“你看这块刺绣上的针脚,先是右三针,随后左两针盖上去。每个人几乎都有自己缝制的习惯。上面的是乳娘走之前绣的,下面是我绣的,我则是喜欢左右各三针。”柳敏讲得仔细,稍是会做些女工的女子,想必都能听懂。
“额……先两……然后三……然后……算了算了,既然你看出不一样,那就是不一样。”叶芷偏偏不善女红,对绣法更是一窍不通,听了柳敏的话却越发糊涂,顿时头大了起来。
“而且我记得徐至君留下的布偶上,衣服似乎都有个牡丹花在上面。可你看这上面的花,分明是杜鹃。”柳敏一心都在手里的布偶中,未注意到叶芷神色的奇怪。
“你怎么对布偶了解的这么仔细?在吉星镇的时候,你也见过?”叶芷疑惑地望向柳敏,见她似乎对布偶印象很深。
柳敏听了问话后即刻收住了嘴,挤个笑脸来说道:“在吉星镇的时候,陪哥哥办案,正好有一个布偶在,我就多看了几眼,又加上我平时也好刺绣,便把上面的东西记了记。”
柳敏总不会说,是因为她小时候也被徐至君绑过才知道布偶的样式吧,方才险些露陷。好在叶芷没有深究,只是随口问问,听柳敏答得有理便没有再问。
怕叶芷生疑,柳敏就借故说身体不适,回了自己屋子,就剩叶芷拿着个布偶在院子里瞎逛。
“不是徐至君的话,那还有谁呢,和徐至君的套路相差无几,难道真是丁诺,可我看他的样子,也似乎不是……”
“你一个人在院子里自言自语地说什么呢?”柳承笙从外面一进来就看见在院里来回徘徊的叶芷,又见她手里还拿着那个布偶,多半是为了案子所烦。
见柳承笙来了,叶芷眼里即刻放了光。柳家的事情,问他应该就能知道了吧。
“你总算是来了,我问你,乳娘是哪里人?”
叶芷一个问题抛来把柳承笙问懵了一会,反问道:“乳娘?我并不知道乳娘是哪里人,你问这个干什么?”

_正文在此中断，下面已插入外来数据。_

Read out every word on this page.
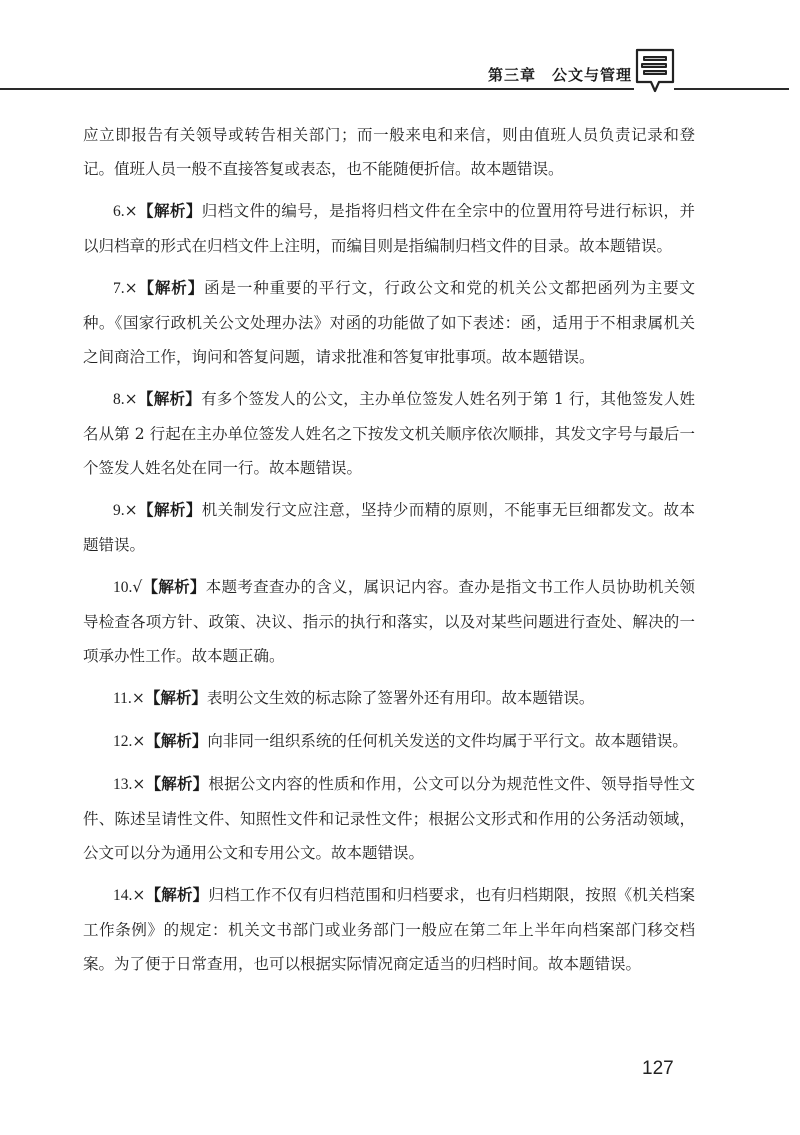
第三章　公文与管理

应立即报告有关领导或转告相关部门；而一般来电和来信，则由值班人员负责记录和登记。值班人员一般不直接答复或表态，也不能随便折信。故本题错误。

6.×【解析】归档文件的编号，是指将归档文件在全宗中的位置用符号进行标识，并以归档章的形式在归档文件上注明，而编目则是指编制归档文件的目录。故本题错误。

7.×【解析】函是一种重要的平行文，行政公文和党的机关公文都把函列为主要文种。《国家行政机关公文处理办法》对函的功能做了如下表述：函，适用于不相隶属机关之间商洽工作，询问和答复问题，请求批准和答复审批事项。故本题错误。

8.×【解析】有多个签发人的公文，主办单位签发人姓名列于第 1 行，其他签发人姓名从第 2 行起在主办单位签发人姓名之下按发文机关顺序依次顺排，其发文字号与最后一个签发人姓名处在同一行。故本题错误。

9.×【解析】机关制发行文应注意，坚持少而精的原则，不能事无巨细都发文。故本题错误。

10.√【解析】本题考查查办的含义，属识记内容。查办是指文书工作人员协助机关领导检查各项方针、政策、决议、指示的执行和落实，以及对某些问题进行查处、解决的一项承办性工作。故本题正确。

11.×【解析】表明公文生效的标志除了签署外还有用印。故本题错误。

12.×【解析】向非同一组织系统的任何机关发送的文件均属于平行文。故本题错误。

13.×【解析】根据公文内容的性质和作用，公文可以分为规范性文件、领导指导性文件、陈述呈请性文件、知照性文件和记录性文件；根据公文形式和作用的公务活动领域，公文可以分为通用公文和专用公文。故本题错误。

14.×【解析】归档工作不仅有归档范围和归档要求，也有归档期限，按照《机关档案工作条例》的规定：机关文书部门或业务部门一般应在第二年上半年向档案部门移交档案。为了便于日常查用，也可以根据实际情况商定适当的归档时间。故本题错误。

127
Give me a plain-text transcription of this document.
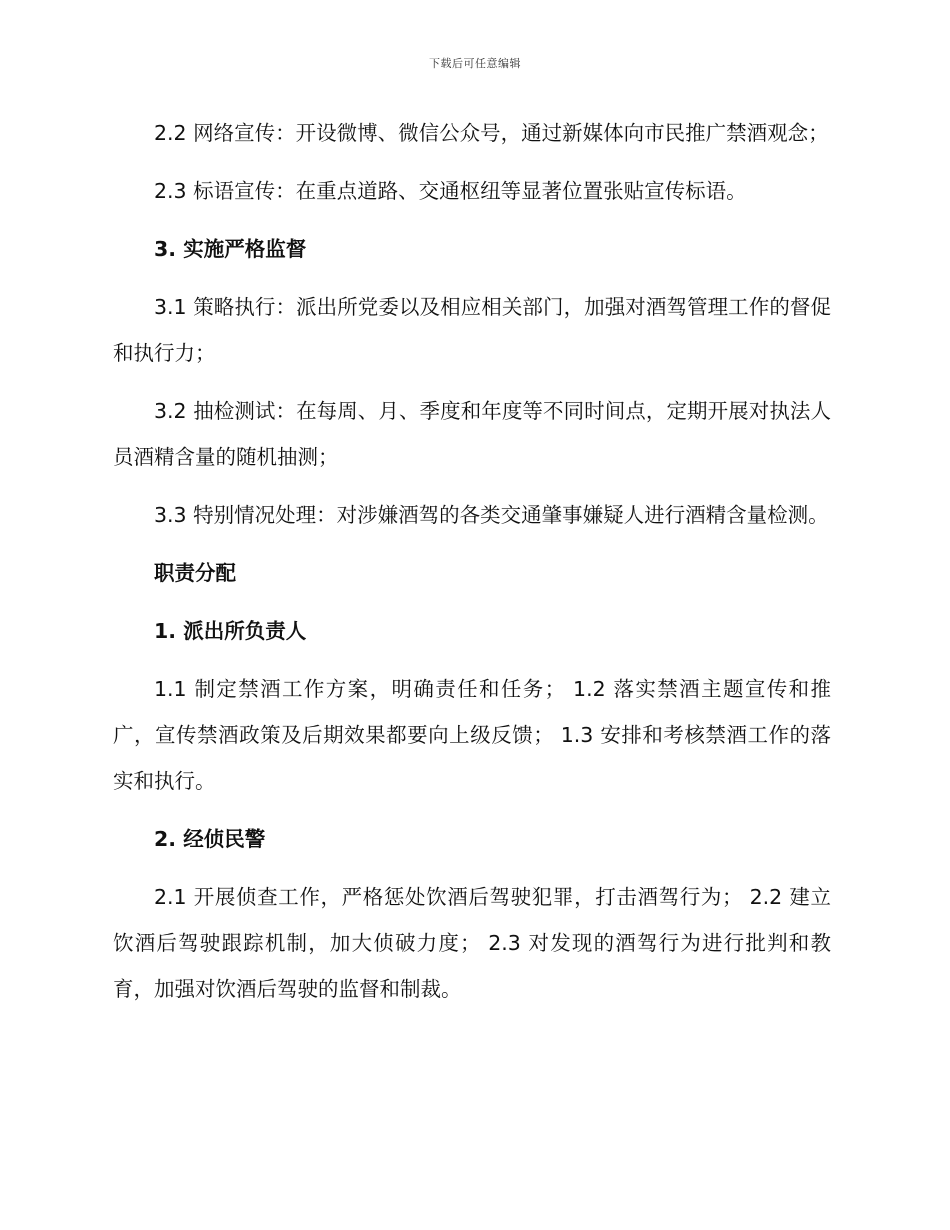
下载后可任意编辑

2.2 网络宣传：开设微博、微信公众号，通过新媒体向市民推广禁酒观念；

2.3 标语宣传：在重点道路、交通枢纽等显著位置张贴宣传标语。

3. 实施严格监督

3.1 策略执行：派出所党委以及相应相关部门，加强对酒驾管理工作的督促和执行力；

3.2 抽检测试：在每周、月、季度和年度等不同时间点，定期开展对执法人员酒精含量的随机抽测；

3.3 特别情况处理：对涉嫌酒驾的各类交通肇事嫌疑人进行酒精含量检测。

职责分配

1. 派出所负责人

1.1 制定禁酒工作方案，明确责任和任务； 1.2 落实禁酒主题宣传和推广，宣传禁酒政策及后期效果都要向上级反馈； 1.3 安排和考核禁酒工作的落实和执行。

2. 经侦民警

2.1 开展侦查工作，严格惩处饮酒后驾驶犯罪，打击酒驾行为； 2.2 建立饮酒后驾驶跟踪机制，加大侦破力度； 2.3 对发现的酒驾行为进行批判和教育，加强对饮酒后驾驶的监督和制裁。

“我进屋的时候,正巧遇上柳敏,她看见我手里的布偶后,说绣法和乳娘相同,而且衣服上的花纹和徐至君以往留在现场的也不一样,所以我觉得,这个布偶或许不是徐至君留下的,而是乳娘。”叶芷解释完来龙去脉后接着说,“如果真是如此,那我们只要去乳娘家乡一问她便知道真相了。”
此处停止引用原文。